Director Ronald Gill, Office of Homeland Security, described core services the office provides, including 911 call services and dispatch, management of body‑worn and in‑car cameras, public safety records systems and countywide emergency management. Gill said the office’s FY26 staffing complement would be 219 full‑time general‑fund positions, 11 limited‑term grant positions and one part‑time general‑fund position.

Gill and analysts highlighted recent vacancy reductions in the emergency dispatch center: 37 vacancies in FY23, 22 in FY24 and 13 in FY25, a decline Gill called a “65% decrease in vacancies for emergency dispatchers and call takers from April 2023 to April 2025.” He said five incumbent call takers were enrolled in an apprenticeship and that successful completion would reduce vacancies further.

The office flagged rising costs for video storage and long‑term media retention; Williams said projected video storage costs are approximately $992,000. Gill said the office is enhancing the emergency operations center with federal grant dollars and is working regionally on CAD‑to‑CAD dispatch functionality and on an emergency 911 call registry scheduled to go live on 05/05/2025.
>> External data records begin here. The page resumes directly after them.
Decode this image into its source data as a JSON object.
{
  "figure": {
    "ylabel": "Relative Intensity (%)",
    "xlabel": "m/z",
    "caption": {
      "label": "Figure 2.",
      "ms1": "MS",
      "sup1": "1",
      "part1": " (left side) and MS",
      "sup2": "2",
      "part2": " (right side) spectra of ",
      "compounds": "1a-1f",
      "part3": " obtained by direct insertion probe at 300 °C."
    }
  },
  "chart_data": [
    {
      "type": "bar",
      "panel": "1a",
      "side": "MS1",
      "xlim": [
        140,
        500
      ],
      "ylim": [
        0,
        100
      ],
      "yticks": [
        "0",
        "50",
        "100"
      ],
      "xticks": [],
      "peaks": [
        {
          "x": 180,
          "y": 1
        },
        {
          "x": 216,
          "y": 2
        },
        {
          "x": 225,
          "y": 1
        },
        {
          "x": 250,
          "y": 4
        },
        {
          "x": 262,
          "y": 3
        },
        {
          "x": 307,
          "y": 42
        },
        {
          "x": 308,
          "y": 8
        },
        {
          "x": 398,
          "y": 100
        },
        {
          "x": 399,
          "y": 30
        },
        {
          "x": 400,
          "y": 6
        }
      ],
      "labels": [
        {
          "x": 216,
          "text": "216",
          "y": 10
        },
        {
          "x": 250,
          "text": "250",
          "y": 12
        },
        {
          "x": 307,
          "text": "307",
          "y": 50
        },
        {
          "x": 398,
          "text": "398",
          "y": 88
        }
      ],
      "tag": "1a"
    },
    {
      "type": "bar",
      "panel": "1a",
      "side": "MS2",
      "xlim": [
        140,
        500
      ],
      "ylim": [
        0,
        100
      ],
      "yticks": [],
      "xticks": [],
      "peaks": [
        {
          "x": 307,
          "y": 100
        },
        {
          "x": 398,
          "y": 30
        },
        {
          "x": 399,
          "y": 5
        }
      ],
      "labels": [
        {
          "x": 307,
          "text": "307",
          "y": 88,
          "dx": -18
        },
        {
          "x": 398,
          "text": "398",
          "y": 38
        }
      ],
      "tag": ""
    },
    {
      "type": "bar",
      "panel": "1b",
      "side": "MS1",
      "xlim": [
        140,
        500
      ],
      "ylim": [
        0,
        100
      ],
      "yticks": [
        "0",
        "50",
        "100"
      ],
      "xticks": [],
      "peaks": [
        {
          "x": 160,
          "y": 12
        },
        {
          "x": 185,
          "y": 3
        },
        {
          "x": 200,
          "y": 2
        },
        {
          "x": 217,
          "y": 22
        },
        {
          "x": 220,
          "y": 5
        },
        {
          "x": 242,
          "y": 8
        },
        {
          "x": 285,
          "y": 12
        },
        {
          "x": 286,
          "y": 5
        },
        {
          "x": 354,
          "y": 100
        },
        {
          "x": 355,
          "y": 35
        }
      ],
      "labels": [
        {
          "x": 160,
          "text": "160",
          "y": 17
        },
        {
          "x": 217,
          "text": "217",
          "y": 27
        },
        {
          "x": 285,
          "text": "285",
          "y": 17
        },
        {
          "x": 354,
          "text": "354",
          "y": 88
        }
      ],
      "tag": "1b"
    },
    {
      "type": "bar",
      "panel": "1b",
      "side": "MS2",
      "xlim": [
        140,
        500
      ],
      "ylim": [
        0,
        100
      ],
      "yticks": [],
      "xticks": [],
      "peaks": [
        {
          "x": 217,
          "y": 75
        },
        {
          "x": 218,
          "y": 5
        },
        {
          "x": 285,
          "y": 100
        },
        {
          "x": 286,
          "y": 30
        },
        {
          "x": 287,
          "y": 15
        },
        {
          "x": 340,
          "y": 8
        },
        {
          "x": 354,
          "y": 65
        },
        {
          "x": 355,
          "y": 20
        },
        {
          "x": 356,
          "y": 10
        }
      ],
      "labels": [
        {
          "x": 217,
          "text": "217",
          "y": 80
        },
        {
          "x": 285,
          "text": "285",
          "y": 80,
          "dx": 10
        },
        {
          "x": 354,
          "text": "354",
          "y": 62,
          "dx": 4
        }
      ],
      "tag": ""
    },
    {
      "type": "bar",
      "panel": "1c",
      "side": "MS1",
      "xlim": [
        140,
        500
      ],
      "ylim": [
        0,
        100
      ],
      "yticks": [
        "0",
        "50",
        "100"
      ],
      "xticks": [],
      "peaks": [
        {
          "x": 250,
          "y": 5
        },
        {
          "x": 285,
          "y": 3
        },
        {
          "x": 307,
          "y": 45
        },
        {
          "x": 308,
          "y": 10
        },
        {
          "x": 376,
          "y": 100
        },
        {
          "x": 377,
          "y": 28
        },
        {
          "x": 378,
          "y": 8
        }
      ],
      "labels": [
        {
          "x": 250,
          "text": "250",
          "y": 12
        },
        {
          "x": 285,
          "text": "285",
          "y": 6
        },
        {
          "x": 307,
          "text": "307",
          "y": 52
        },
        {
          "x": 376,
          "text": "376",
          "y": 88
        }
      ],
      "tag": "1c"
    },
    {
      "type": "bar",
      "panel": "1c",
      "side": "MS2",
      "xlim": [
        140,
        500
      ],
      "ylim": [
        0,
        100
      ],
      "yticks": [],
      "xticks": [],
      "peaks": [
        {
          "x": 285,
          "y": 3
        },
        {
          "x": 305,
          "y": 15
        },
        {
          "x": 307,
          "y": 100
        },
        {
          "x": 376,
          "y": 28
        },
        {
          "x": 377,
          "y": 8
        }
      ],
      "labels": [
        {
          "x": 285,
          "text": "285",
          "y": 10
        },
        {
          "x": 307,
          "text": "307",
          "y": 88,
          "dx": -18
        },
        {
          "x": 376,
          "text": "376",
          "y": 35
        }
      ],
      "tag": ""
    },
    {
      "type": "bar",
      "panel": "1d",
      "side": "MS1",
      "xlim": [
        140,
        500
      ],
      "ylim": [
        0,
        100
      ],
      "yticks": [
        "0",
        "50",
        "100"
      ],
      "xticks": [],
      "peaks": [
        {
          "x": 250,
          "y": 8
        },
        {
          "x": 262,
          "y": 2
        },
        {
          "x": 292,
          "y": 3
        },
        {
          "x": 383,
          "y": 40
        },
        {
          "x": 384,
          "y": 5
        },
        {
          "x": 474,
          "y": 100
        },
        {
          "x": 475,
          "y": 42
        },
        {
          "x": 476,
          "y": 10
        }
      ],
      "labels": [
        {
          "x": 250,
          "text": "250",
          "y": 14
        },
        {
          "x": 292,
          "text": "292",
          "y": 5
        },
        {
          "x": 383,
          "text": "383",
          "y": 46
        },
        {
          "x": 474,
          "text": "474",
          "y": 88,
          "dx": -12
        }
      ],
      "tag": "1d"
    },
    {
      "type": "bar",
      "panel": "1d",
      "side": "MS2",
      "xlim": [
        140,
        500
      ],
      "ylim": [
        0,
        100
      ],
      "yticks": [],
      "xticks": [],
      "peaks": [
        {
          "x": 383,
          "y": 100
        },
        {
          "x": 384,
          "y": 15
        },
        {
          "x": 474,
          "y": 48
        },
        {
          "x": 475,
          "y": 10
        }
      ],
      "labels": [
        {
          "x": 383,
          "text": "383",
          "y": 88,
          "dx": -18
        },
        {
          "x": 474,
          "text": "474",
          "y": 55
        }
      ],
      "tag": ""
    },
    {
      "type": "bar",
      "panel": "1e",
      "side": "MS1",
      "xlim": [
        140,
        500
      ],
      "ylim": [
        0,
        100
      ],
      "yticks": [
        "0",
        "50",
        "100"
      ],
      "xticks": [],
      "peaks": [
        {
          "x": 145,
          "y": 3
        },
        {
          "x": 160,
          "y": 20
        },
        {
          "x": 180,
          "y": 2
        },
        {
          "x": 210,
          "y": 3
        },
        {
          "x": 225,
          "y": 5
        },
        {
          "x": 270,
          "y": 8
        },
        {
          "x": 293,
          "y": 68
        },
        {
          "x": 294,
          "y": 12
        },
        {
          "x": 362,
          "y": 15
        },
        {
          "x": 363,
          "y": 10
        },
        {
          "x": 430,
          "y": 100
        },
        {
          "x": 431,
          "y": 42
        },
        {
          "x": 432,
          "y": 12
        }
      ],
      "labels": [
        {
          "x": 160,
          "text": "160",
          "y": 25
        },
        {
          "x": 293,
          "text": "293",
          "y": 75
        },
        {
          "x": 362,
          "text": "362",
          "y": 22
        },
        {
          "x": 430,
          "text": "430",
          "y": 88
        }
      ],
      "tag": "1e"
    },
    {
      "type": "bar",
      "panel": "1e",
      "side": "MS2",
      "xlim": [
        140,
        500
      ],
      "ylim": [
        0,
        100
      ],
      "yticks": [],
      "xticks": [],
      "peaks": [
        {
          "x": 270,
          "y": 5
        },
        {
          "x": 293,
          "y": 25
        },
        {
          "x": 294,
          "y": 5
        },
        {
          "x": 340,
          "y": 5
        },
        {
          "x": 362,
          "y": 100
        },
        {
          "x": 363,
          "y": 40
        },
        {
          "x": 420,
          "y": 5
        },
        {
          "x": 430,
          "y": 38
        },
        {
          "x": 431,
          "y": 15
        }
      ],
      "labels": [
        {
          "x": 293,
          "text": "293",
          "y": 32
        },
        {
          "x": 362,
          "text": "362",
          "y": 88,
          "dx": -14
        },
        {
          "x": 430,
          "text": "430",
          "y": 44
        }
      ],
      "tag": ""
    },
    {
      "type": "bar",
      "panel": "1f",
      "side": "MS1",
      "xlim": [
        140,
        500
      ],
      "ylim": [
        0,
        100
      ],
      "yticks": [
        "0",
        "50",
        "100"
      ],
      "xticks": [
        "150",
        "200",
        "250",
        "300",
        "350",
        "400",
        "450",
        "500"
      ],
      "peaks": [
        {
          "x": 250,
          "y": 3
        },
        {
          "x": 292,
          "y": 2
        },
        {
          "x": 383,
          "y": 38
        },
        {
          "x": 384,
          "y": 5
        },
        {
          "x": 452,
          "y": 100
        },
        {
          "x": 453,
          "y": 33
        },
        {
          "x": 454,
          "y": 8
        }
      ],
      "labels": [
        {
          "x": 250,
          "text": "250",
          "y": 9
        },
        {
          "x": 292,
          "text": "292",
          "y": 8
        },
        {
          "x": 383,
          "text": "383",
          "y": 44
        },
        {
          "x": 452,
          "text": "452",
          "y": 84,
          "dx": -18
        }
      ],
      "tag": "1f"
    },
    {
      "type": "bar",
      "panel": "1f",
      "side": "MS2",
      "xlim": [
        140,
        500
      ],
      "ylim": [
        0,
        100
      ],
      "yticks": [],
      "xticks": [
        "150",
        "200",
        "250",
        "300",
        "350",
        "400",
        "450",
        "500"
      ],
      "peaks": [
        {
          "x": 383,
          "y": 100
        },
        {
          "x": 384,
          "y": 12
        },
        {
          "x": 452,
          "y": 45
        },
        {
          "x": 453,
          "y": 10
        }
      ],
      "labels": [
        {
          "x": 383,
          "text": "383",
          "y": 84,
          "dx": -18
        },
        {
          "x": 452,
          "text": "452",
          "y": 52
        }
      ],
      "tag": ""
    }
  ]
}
Gill described a new “pathway to work” initiative with Prince George’s County Public Schools. He said the Maryland State Department of Education approved the national basic 911 dispatch certification as an industry‑recognized credential to be embedded in PGCPS homeland security and emergency preparedness career and technical education programs. In phase 1, Gill said, all students in the program will receive the certification; phase 2 will pilot a blended learning internship for a limited number of seniors from Bowie, High Point, Parkdale and Potomac high schools, with lessons beginning in September 2025. "The intent is to have fully trained and qualified specialists who would then be eligible to become 911 specialists after they complete high school," Gill said.

Council members pressed the office on climate‑related preparedness and the agency’s dependence on federal grants. Gill said emergency management functions are integral to the county climate action plan and warned that if federal grant dollars are lost, emergency management staffing could fall by about 60–65% and funding by about 80%, because "most of our funding for training, for exercise, for our employees are tied to federal grama dollars." He said that with current federal support the office will continue training, planning and preparedness work.

Several council members also asked about pay and retention. Gill acknowledged regional salary competition and long training timelines — he said a new hire can take six months to begin answering calls and nearly a year to be fully effective — and identified salary differences and workload as drivers of turnover. He and OMB Director Stanley Early said classification review and budgeted adjustments on the low end of pay grades are being considered.

Why it matters: the Office of Homeland Security oversees the county’s first‑response communications and emergency management. Staffing levels, system upgrades and the office’s dependence on grant funding affect response capacity for weather events, multi‑jurisdiction incidents and countywide emergencies.

Looking ahead: the office will continue recruitment and apprenticeship efforts, pursue grant‑funded EOC upgrades and pilot the school certification program in September 2025. The committee was warned that grant funding risks could force programmatic reductions if federal resources are curtailed.